Tal las ramas del bosque en el estío verde,
la hueste y sus banderas traspasó en el ocaso:
tal las ramas del bosque cuando sopla el otoño,
yacía marchitada la hueste, al otro día.
Pues voló entre las ráfagas el Ángel de la Muerte
y tocó con su aliento, pasando, al enemigo:
los ojos del durmiente fríos, yertos, quedaron,
palpitó el corazón, quedó inmóvil ya siempre.
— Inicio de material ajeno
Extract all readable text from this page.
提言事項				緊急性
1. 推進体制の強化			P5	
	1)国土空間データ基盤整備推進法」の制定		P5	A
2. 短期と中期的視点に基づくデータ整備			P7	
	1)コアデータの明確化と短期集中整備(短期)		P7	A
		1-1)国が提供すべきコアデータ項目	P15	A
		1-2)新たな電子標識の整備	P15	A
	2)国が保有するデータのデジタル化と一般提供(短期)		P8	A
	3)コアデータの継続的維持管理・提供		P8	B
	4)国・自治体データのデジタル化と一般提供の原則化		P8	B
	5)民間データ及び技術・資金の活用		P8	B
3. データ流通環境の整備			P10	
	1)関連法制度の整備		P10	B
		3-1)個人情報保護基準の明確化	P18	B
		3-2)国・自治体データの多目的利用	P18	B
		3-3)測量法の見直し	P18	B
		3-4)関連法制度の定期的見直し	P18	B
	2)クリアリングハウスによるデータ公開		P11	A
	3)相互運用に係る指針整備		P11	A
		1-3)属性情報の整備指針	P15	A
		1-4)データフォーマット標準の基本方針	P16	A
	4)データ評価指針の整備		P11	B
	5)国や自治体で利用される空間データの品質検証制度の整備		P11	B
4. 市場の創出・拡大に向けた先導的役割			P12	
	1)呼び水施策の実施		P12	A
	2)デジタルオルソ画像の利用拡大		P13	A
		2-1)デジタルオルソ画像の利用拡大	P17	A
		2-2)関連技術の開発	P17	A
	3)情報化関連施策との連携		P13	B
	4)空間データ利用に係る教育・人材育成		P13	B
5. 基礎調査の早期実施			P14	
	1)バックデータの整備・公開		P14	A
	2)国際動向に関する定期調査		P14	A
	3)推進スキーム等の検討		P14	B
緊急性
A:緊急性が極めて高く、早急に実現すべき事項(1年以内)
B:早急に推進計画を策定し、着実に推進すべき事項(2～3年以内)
Y allí estaba el corcel, la nariz muy abierta,
mas ya no respiraba con su aliento de orgullo:
al jadear, su espuma quedó en el césped, blanca,
fría como las gotas de las olas bravías.
Y allí estaba el jinete, contorsionado y pálido,
con rocío en la frente y herrumbre en la armadura,
y las tiendas calladas y solas las banderas,
levantadas las lanzas y el clarín silencioso.
Y las viudas de Asur con gran voz se lamentan
y el templo de Baal ve quebrarse sus ídolos,
y el poder del Gentil, que no abatió la espada,
al mirarle el Señor se fundió como nieve.